D’altra parte, se ci pensiamo bene, tutti i principi fondamentali sui quali si basa la nostra Costituzione repubblicana, mettono al centro la persona immersa nel sociale e fanno emergere non solo i diritti ma, soprattutto, come dice Paolo Grossi, i doveri verso la collettività.
Una logica diversa del concetto di salute per un nuovo risarcimento del danno
Bene, la solidarietà sociale imposta davvero a tutti pone diversi interrogativi sull’attuale logica del risarcimento del danno alla salute che è fondata solo sull’io, e che non è mai stata posta in discussione sino a oggi o meglio, chi osava in passato criticare la logica esclusivamente individualista del danno alla salute veniva tacciato (se gli andava bene) come un filo-assicuratore.
E quali sono questi nuovi interrogativi sul concetto di salute che la pandemia ha fatto emergere? Ne cito solo uno.
È conforme al principio di solidarietà sociale che le somme liquidate nelle sentenze a titolo di danno non patrimoniale da responsabilità sanitaria siano destinate integralmente al danneggiato?
Certamente il danneggiato deve essere consolato per il danno subito con un’utilità sostitutiva, in applicazione della funzione consolatoria della responsabilità civile.
Ma in una logica risarcitoria che rispetti il principio di solidarietà e la salute come bene della collettività, non sarebbe più giusto che una parte della somma, anche minima, sia destinata al servizio sanitario pubblico?
Va da sé che una soluzione di questo tipo, necessita di un intervento del legislatore per costituire un patrimonio, ripartire le somme tra le varie strutture sanitarie pubbliche, attribuire al giudice il potere di fissare una quota da destinare al servizio sanitario nazionale.
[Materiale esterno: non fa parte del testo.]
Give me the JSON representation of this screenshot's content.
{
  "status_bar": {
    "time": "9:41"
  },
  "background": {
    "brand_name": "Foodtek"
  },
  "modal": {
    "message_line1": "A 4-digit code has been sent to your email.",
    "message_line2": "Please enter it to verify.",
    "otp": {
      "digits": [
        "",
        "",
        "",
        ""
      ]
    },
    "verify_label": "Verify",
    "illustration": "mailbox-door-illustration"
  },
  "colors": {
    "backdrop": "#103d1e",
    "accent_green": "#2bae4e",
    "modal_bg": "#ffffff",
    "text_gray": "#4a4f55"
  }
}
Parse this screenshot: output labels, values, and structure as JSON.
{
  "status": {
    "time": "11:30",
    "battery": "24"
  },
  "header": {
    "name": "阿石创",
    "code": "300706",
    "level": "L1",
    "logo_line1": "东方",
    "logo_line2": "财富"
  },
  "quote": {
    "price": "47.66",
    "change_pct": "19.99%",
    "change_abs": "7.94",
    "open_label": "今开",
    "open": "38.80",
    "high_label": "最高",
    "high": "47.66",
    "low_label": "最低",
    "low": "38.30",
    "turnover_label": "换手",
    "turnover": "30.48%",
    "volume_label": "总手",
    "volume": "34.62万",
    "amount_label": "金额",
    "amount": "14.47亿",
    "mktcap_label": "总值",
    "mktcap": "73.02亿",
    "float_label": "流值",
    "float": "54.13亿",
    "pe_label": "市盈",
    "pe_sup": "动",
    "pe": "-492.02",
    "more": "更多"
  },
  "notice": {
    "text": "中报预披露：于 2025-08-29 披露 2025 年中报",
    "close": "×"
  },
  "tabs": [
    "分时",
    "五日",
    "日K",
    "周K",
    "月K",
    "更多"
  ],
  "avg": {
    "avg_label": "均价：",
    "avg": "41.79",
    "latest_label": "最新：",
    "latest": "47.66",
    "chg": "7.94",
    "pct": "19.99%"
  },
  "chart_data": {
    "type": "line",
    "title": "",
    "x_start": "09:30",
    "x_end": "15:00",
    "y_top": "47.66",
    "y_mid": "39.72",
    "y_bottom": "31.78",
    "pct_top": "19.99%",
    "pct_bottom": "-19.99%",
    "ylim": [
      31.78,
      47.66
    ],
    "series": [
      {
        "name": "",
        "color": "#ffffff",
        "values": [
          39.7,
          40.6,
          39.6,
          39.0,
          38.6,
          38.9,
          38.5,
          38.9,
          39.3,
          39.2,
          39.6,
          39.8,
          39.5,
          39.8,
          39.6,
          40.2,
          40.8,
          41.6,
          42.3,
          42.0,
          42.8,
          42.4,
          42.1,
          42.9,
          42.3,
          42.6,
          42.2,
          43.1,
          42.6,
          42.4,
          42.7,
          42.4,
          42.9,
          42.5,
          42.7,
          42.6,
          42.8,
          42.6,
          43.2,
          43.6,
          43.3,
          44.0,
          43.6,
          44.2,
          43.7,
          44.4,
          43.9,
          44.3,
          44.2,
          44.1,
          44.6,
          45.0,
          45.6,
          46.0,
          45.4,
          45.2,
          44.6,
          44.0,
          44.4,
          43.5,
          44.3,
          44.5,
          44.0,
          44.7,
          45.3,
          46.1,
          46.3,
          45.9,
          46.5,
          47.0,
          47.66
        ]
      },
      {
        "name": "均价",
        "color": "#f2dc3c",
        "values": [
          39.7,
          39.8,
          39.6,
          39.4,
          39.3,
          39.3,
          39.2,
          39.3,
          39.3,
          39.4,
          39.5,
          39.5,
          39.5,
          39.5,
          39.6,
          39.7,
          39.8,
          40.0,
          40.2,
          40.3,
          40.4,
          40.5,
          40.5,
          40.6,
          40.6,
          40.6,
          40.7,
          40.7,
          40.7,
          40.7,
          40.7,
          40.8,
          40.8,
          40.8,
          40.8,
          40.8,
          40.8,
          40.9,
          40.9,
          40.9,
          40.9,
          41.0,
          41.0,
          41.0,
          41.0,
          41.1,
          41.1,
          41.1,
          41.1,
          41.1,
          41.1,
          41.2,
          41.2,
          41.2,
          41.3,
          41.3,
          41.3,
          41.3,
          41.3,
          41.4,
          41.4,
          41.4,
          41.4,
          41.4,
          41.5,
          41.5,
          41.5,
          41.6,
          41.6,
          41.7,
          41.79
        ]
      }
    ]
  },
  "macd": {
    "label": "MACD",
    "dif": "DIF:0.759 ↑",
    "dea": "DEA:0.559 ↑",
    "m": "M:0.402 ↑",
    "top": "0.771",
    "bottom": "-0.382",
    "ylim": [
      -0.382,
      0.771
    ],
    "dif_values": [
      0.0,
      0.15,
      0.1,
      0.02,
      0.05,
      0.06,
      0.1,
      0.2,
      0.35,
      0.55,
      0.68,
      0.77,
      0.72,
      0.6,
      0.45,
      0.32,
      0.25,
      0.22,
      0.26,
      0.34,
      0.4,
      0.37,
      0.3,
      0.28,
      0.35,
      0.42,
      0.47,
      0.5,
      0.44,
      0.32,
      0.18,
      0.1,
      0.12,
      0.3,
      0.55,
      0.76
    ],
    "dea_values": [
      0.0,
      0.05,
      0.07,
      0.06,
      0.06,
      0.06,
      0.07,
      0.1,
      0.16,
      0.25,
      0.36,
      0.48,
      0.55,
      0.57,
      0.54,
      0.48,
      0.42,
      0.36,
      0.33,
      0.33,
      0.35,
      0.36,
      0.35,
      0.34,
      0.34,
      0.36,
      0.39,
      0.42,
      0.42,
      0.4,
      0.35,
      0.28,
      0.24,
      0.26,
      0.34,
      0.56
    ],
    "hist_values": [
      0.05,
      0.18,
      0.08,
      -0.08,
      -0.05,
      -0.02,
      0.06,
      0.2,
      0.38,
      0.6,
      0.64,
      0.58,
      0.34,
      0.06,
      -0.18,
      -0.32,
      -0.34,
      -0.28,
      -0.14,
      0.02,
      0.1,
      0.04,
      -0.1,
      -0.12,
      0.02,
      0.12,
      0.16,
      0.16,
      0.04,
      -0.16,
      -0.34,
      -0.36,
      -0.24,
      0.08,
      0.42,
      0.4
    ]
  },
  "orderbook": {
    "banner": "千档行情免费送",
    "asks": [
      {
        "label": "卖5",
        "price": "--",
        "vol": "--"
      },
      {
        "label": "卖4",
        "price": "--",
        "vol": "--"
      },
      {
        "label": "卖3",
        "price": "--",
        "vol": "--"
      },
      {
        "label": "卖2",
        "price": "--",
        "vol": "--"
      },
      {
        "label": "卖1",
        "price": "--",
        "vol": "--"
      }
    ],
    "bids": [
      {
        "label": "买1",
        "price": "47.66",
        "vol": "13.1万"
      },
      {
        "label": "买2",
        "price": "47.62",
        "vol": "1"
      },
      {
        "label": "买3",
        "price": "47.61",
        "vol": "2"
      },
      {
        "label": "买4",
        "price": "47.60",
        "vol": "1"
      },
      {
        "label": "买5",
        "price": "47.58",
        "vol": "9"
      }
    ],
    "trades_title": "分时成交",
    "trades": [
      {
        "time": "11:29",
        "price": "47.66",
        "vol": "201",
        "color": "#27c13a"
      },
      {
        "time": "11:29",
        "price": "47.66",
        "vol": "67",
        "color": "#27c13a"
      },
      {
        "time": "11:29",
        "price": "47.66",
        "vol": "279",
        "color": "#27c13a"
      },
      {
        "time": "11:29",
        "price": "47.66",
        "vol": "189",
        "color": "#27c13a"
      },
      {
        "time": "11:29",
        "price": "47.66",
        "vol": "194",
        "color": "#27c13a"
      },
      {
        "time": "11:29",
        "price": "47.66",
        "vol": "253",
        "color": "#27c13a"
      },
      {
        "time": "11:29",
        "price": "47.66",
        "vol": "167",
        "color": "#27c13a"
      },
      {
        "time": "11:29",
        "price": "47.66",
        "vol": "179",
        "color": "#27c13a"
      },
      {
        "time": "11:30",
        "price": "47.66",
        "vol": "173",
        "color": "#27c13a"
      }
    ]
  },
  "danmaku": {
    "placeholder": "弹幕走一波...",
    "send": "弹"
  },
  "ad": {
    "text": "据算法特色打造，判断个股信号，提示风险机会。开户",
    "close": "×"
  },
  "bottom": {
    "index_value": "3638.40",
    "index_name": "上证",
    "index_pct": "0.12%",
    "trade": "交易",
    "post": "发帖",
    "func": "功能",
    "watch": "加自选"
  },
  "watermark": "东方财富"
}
Il legislatore dovrebbe prendere come riferimento della nuova normativa l’articolo 2058 del codice civile sul risarcimento in natura.
E la giurisprudenza?
Non potrebbe già ora, in applicazione del principio di solidarietà sociale stabilito dalla nostra Costituzione e dell’orientamento neocostituzionalista, destinare una quota del risarcimento del danno alla salute al servizio sanitario pubblico?
È una provocazione, me ne rendo conto, ma, a volte, buttare lì qualcosa serve ad aprire un dibattito, a riflettere sul passato e soprattutto a gettare le basi (si spera) per un futuro del risarcimento del danno alla salute che vada oltre il proprio tornaconto personale e guardi anche alla società nella quale viviamo. Che sia, insomma, un risarcimento del danno più solidale.